Outside of its sphere, the visitor became absorbed in his own iPhone, researching the origins of his new watch. It was a strangely anonymous piece of machinery, having no observable trail on the internet. Only the inscription, with its saccharine, unoriginal sentiment, seemed to connect the bauble to real life. Frustrated by his inability to scrounge up more information on his new possession, the visitor quietly returned the phone to his pocket – opposite of that which housed the watch – and sauntered off while his family clucked warmly to one another. The lake drew him to its side once more, and he stared quizzically into its murk. Nothing. It yielded nothing. Well of course it didn’t – it’s not as though a lake were a computer or a microfilm viewer. And yet he felt deeply compelled to search it, as if it was unquestionably connected to his little discovery. He somehow felt that with it he had acquired an inheritance – an inheritance the details to which would prove tremendously important to him in the future. He felt urged to unearth its origins, as though by taking it he had signed a very serious contract without being fully aware of its contents. It was a strange thought, and he laughed at himself, but it was a sense that was proving difficult to dislodge.
The sun continued to beat down on the human beings by the lake, even as it settled down the sky, deepening from searing white to boiling gold. But the day was undoubtedly waning, and none of the human beings had planned to sleep in the forest, so they started to gather their trash and pocket their trinkets. After some lazy milling around the rubbish bins, they formed a column (the Amazon leading the company of cousins, her nine-year-old lieutenant struggling to seem dignified and pert as she attempted to match pace, and the other two hopelessly tumbling after them) and filed down the gravel path to the parking lot. The aunt (walking ahead of the visitor and his female relatives) was talking to her husband on the phone, while she dodged the horn-like roots and glinting webs that encroached ambitiously into their tidy path.
“We’ll be home soon, just heading out to the parking lot. Yeah. Yeah, oh, no, he had fun, too. Yeah, we’ll have to tell Janice about it.
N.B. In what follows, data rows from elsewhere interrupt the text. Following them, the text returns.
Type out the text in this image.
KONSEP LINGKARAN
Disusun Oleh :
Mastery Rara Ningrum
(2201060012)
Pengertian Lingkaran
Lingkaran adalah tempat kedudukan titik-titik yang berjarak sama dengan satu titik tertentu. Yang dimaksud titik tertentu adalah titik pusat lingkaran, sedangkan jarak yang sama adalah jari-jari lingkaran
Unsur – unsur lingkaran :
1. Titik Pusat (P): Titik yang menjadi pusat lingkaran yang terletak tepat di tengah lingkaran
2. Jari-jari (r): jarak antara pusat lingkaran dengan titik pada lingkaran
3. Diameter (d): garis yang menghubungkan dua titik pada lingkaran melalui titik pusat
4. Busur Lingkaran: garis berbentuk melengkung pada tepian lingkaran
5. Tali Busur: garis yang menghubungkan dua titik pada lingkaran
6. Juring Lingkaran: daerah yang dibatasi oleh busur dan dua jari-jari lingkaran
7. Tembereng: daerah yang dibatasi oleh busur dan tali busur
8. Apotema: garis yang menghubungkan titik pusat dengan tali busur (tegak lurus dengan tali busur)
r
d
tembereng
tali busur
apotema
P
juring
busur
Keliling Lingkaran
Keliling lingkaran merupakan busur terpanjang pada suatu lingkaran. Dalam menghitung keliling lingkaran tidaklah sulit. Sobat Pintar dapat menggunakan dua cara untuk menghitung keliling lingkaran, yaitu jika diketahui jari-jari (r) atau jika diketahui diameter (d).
I think she and Curt – no, no I think so. Oh, I don’t know why you would think that. Of course! It could – well, yeah, sure. No, not really. I guess – yeah. Yeah, I’d say it was. Sure, sure.”
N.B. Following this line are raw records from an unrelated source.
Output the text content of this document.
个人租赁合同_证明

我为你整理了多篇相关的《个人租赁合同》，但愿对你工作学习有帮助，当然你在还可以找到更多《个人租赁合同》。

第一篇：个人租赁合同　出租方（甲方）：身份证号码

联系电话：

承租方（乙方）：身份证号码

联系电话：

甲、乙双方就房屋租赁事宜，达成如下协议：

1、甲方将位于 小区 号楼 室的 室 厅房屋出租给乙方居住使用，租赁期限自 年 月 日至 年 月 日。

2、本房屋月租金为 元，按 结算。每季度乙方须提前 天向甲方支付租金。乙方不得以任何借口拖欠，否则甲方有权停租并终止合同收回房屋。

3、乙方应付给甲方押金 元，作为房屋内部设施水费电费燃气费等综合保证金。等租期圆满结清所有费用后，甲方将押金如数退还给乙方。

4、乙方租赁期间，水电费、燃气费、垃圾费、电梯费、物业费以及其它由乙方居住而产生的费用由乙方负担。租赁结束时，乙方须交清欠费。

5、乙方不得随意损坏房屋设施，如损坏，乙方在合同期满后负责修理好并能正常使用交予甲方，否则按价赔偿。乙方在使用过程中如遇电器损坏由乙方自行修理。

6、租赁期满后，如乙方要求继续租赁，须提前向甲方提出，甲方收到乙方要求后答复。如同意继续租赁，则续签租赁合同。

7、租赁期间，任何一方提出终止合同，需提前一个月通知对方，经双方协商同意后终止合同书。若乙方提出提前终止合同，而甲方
She nimbly stepped over a branch that had plunged into the little path, holding the phone aloft, and brushed away a fresh strand of spider thread, before returning to the conversation.
“Well, all in all, it was a lovely day. We had all had a great time. I think we should come here without the kids. It’s such a chilling little place… What? I did? I did not. I did. Ha! Well you know I meant to say cheerful. Ha! What a thing to say!”
At the end of the throng was her nephew. Men over twenty-five rarely enjoy being carted with their cousins on play dates, and he was eager to get back to his home, far from their voices and empty thoughts, where he could make some coffee, turn on the air conditioning, lock the doors, and read a book. All by himself.